15-nation regional organisation says that Zimbabwe has suffered enough and that Robert Mugabe’s victory was fair.

Robert Mugabe
89-year-old Mugabe is Africa's oldest leader [Reuters]

Southern African leaders have called on Western nations to lift sanctions against Zimbabwe, saying they are satisfied elections that kept longtime President Robert Mugabe in power were “free and peaceful”.

The 15-nation Southern African Development Community’s (SADC) incoming head, Malawi President Joyce Banda, said that “the people of Zimbabwe have suffered enough”.

She was speaking at the end of a weekend summit in Malawi’s capital, Lilongwe. Mugabe won the July 31 election according to Zimbabwe’s electoral commission but challenger and former Prime Minister Morgan Tsvangirai has alleged widespread rigging in the poll.

Western nations, prevented by Mugabe from sending observers, have condemned the vote for irregularities in voters’ lists and in election procedures. Independent local observers also complained of irregularities.

Britain, the United States and the European Union have imposed sanctions against Mugabe and senior ZANU-PF leaders for human rights violations and suspected vote rigging and suspected rigging of previous elections

The sanctions involve business, banking and travel bans.

Court challenge

By backing the result, SADC, which helped broker a power-sharing deal after disputed elections in 2008, clears the way for 89-year-old Mugabe to be sworn in as early as this week for a fresh five-year term.
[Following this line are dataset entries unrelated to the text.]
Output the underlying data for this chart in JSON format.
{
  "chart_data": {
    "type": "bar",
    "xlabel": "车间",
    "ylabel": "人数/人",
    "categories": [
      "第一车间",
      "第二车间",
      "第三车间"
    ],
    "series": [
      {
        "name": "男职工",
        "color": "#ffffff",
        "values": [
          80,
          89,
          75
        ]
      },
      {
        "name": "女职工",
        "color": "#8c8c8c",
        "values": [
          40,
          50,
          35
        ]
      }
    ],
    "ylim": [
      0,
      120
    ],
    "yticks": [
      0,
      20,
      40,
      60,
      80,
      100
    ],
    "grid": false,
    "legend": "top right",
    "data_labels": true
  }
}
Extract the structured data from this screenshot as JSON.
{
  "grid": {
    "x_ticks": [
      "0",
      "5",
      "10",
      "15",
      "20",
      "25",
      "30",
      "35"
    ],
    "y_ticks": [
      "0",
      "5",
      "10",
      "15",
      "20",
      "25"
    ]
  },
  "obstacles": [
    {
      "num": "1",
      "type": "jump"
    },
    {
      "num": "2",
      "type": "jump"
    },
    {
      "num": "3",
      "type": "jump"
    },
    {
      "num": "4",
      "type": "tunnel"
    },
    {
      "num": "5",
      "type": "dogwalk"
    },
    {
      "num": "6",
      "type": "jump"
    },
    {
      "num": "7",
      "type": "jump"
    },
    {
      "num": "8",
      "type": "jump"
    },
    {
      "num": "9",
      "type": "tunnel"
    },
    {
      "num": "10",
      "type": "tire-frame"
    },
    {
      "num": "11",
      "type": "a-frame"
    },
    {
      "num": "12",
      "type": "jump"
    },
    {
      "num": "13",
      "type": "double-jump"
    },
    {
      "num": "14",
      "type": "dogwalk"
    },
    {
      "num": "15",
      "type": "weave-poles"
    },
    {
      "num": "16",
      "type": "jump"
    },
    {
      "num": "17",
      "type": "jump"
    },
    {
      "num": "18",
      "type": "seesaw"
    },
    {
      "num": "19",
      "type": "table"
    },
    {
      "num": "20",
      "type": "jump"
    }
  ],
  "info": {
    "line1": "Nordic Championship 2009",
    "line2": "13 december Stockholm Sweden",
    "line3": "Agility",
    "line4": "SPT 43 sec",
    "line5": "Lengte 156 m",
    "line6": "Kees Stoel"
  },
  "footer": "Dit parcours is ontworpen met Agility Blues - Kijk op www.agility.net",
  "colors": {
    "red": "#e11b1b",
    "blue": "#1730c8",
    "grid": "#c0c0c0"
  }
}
“The summit congratulated his honourable Robert Mugabe for winning the election in Zimbabwe,” a South African foreign ministry official said.

At the meeting, the group also named Mugabe, Africa’s oldest leader, as its deputy chairman and said it would hold a summit next year in Zimbabwe’s capital.

The oppositon Movement for Democratic Change (MDC) on Friday withdrew a court challenge against the re-election, saying it would not get a fair hearing. It sent delegates to Lilongwe to raise its objections.

Political analysts said Tsvangirai has been careful not to speak about street protests, fearing a crackdown on the MDC by Mugabe’s security forces.

Former colonial power Britain had urged SADC to look carefully at accusations of fraud in last month’s poll and said it was disappointed opposition parties had withdrawn its legal challenge.